Operation Osprey: 3.27.2023

Published: March 27, 2023

What’s The Ruckus In The Trees?… It’s Songs of Osprey Nesting and Mating 


Osprey Date 3.27.23The sound of ospreys screeching in the distance prompted our water quality team (Boat Captain, Steve Small, and SRA Project Officer, Tom Guay) to take a peek inside Lake Ogleton in late March to see what the ruckus was all about. 

Turns out the osprey weren’t screeching. They were singing love songs to get reacquainted after their (separate) winter vacations in South America. During a slow survey of the coastline inside Lake Ogleton, Tom and Steve found nearly a dozen osprey reclaiming and rebuilding their nests. 

Most osprey prefer the safety high up in the trees. Our team counted 6 pairs adding sticks to their nests in the tallest trees scattered in the Bay Ridge, Annapolis Roads and the Anchorage communities. 

Late March turns out to be a great time to locate and chart osprey tree nests. 

Their large, stick-built nests stand out nicely against the cloudy sky (image at left) before the trees leaf out. Their tree nests are hard to see once the shorelines turn green with heavy foliage. 

And, high above the treeline, a pair of osprey were entangled in their sky dance mating ritual. Meanwhile, two other love birds were wrapping up the morning’s mating session on a tree limb near their waterfront nest (image right). Turkey vultures are perched to the right of the osprey. 

After a few moments, the female returned to the nest (image at top) and the male remained perched on a tree limb nearby. Except for delivering sticks and fish to the nest for a meal, the male rarely stays in the nest. His job is to hunt and provide and then he rests while perching nearby.

There are only two man-made platforms for osprey and they were built offshore, not on any of the scores of piers inside Lake Ogleton. Both had the remains of stick nests from the 2022 season.  

But on this day, they were unoccupied by osprey. Instead, some geese had claimed these platforms. This can spell trouble for the osprey family because taking time to evict the geese interlopers is time the osprey don’t have. 

It is important for osprey reproductive success to get to work rebuilding their nest and mating as soon as possible. A week’s delay trying to reclaim their nest means a delay in mating and their chicks will be born later in spring or early summer.  Delays like these mean the young osprey have less time to be ready to fledge by the end of July (Image below right).

This early investigation of osprey nesting was a prelude to securing grant funding from BGE and The Great Chesapeake Bay Schooner Race to create Operation Osprey, a scientific and educational program managed by the Severn River Association. 

Operation Osprey will produce the first-ever chart of osprey nests in the Severn River and an annual inventory of osprey living along our shores. Operation Osprey includes a community outreach and an educational component that will give students and volunteers the opportunity to study the link between osprey population and food availability (osprey only eat fish), and other life cycle connections that affect the osprey and their habitat.

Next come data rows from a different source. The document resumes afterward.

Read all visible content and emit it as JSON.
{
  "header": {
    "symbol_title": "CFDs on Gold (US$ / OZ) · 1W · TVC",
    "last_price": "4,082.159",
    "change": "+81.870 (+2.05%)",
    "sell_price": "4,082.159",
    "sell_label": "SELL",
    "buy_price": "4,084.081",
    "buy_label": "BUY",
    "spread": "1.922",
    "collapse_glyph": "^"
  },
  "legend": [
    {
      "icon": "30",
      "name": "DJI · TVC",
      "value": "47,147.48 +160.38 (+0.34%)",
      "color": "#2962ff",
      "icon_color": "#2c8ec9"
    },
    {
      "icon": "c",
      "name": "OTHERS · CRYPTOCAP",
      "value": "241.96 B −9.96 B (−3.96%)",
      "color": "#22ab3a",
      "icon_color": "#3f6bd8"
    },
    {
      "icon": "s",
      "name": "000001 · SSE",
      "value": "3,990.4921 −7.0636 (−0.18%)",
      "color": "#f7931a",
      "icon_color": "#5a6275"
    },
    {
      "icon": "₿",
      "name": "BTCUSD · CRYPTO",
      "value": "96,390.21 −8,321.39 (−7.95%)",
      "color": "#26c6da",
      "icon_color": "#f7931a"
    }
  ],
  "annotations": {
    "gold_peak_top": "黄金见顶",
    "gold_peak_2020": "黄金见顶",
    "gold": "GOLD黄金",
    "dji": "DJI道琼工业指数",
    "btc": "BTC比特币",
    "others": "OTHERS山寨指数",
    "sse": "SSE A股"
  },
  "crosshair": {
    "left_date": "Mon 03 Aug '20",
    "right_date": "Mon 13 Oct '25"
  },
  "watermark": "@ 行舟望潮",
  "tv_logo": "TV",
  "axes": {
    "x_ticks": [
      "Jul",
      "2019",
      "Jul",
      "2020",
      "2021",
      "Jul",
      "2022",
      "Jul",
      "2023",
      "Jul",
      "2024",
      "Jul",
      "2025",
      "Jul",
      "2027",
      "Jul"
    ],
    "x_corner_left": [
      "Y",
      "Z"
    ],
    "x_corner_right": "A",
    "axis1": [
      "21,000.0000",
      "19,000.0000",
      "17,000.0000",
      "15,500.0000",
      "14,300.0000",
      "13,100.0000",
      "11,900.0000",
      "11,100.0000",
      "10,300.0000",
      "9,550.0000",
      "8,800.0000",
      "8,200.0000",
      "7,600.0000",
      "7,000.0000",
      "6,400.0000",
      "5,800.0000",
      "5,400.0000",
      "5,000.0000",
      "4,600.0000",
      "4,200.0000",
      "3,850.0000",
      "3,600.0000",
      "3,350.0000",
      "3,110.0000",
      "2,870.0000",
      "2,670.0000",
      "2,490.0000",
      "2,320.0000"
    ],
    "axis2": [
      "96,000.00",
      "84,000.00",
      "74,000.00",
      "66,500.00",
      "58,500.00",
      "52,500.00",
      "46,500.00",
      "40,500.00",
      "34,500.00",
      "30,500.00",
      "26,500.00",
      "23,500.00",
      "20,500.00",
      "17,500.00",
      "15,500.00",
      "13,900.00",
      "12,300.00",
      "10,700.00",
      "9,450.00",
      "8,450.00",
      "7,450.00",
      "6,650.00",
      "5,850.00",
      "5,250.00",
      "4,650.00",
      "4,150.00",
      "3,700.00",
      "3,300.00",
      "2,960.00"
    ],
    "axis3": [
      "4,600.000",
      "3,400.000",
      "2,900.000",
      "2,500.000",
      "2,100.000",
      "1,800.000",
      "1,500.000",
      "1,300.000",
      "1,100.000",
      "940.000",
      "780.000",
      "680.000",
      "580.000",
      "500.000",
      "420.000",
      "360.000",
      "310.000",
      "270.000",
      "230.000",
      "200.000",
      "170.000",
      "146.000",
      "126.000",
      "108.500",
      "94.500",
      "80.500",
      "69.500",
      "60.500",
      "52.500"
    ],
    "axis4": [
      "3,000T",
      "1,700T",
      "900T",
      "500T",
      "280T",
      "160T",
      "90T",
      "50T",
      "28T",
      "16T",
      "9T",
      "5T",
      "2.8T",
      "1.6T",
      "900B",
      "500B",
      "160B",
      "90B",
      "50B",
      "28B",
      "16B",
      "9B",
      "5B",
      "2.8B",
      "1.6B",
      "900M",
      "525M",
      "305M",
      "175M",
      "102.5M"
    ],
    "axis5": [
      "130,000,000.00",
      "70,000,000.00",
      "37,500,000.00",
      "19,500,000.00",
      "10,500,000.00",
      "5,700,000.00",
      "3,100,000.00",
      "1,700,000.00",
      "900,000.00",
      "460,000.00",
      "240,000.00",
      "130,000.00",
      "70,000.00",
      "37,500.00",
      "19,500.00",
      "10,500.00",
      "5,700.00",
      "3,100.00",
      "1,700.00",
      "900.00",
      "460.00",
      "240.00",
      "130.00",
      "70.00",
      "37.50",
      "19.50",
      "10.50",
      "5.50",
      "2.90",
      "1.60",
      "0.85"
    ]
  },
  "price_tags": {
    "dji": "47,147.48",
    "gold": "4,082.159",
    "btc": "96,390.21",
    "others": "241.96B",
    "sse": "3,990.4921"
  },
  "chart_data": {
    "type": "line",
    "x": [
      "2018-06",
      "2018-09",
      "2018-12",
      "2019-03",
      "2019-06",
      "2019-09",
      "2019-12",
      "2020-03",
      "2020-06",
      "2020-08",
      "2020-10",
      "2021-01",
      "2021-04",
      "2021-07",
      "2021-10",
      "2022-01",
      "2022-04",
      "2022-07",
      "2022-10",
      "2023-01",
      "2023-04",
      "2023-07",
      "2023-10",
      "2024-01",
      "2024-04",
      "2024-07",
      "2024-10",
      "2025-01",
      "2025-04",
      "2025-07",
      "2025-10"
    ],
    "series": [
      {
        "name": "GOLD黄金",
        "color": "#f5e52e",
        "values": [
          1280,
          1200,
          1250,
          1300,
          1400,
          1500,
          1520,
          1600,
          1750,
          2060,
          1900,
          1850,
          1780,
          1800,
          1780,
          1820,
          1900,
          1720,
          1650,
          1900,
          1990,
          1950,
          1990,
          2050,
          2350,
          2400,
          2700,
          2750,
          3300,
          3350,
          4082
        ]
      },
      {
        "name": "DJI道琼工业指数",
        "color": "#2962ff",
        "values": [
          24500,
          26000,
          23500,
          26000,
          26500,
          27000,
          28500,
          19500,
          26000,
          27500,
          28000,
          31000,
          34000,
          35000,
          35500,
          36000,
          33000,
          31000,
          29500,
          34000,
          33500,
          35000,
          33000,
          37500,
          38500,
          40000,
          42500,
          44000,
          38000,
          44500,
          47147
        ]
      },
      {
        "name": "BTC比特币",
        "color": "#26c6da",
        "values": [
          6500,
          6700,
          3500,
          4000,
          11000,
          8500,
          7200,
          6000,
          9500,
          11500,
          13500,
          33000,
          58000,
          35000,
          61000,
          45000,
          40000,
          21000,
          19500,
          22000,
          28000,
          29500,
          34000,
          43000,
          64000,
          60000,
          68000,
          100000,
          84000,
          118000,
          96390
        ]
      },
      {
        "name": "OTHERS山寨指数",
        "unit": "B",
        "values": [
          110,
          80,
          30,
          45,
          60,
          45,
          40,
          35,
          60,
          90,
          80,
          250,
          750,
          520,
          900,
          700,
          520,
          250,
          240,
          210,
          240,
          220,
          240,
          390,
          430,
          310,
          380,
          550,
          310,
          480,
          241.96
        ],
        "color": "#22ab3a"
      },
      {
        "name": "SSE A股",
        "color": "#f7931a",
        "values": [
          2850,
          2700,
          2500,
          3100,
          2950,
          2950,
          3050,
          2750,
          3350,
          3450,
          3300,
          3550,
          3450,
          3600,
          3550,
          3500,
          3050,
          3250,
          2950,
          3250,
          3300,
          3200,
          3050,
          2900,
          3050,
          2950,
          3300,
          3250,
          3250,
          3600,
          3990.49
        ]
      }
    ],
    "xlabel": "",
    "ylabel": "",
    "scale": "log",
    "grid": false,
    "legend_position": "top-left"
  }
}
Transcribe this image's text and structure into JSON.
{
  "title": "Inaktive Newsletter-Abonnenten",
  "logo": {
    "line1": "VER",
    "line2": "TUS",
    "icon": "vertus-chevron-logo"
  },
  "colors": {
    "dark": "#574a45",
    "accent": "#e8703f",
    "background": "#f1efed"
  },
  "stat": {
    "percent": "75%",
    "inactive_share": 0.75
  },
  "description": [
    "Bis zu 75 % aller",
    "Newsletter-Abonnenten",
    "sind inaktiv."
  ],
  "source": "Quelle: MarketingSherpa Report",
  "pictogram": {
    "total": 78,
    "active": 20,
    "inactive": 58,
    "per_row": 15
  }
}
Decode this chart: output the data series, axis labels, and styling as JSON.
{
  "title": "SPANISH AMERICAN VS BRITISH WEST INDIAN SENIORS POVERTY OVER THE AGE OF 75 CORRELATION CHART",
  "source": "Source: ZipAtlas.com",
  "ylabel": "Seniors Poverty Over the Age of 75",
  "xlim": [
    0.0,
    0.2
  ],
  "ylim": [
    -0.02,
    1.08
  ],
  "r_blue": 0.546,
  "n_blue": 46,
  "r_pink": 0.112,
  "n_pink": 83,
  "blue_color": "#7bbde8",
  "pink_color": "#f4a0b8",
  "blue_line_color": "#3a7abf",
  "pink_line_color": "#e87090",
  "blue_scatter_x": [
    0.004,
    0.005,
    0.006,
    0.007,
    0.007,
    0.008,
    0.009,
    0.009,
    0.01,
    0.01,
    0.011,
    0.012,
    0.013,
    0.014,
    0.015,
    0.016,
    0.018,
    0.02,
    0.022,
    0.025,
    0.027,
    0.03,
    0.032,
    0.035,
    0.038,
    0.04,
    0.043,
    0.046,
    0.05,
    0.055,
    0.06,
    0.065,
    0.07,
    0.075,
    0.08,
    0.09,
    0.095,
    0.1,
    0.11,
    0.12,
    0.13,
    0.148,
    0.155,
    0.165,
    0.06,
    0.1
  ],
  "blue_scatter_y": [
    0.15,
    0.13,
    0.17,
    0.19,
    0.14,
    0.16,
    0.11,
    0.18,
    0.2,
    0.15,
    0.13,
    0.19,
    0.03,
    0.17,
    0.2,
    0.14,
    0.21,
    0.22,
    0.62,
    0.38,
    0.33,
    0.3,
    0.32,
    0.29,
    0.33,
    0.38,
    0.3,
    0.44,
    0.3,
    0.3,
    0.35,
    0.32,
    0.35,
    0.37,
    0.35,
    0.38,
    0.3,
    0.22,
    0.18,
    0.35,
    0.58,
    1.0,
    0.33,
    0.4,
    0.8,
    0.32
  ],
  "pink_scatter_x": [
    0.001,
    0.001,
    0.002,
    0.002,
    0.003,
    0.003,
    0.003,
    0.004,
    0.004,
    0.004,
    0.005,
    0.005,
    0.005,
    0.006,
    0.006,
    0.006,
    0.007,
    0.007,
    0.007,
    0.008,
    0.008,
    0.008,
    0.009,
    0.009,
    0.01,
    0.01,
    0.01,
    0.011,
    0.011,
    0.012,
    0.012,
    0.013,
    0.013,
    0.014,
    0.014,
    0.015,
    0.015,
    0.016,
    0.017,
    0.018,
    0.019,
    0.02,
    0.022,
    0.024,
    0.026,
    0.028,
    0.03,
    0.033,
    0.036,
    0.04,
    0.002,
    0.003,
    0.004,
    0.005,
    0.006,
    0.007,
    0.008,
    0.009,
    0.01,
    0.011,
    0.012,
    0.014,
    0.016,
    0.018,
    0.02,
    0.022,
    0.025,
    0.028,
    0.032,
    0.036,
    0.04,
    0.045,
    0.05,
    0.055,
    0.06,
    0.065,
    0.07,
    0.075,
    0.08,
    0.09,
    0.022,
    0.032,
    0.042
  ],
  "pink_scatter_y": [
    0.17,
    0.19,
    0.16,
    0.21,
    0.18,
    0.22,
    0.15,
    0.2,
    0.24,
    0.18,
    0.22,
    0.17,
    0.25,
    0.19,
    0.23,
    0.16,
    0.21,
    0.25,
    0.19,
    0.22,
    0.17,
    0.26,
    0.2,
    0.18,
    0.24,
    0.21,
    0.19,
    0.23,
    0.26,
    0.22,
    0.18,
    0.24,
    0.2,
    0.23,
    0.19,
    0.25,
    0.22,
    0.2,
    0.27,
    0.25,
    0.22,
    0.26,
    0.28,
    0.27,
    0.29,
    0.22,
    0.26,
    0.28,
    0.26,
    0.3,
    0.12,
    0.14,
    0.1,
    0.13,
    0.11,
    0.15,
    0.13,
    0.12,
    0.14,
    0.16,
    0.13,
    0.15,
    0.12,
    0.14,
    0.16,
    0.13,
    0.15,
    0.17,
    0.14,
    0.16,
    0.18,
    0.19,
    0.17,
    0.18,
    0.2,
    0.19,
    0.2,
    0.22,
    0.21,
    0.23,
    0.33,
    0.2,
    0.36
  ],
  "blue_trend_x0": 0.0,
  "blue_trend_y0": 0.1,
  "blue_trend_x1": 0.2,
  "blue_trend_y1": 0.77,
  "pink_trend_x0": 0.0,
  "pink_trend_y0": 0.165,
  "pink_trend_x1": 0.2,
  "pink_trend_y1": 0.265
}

The osprey have rebounded since they disappeared from the Severn River in the 1970s due to DDT exposures. However, these iconic raptors of the Chesapeake now face new threats – from stormwater runoff pollution, climate change, development pressures and overfishing – that could disrupt their food supplies and habitat. Any dip in their population is a canary in the coal mine warning that something untoward is happening that needs to be addressed.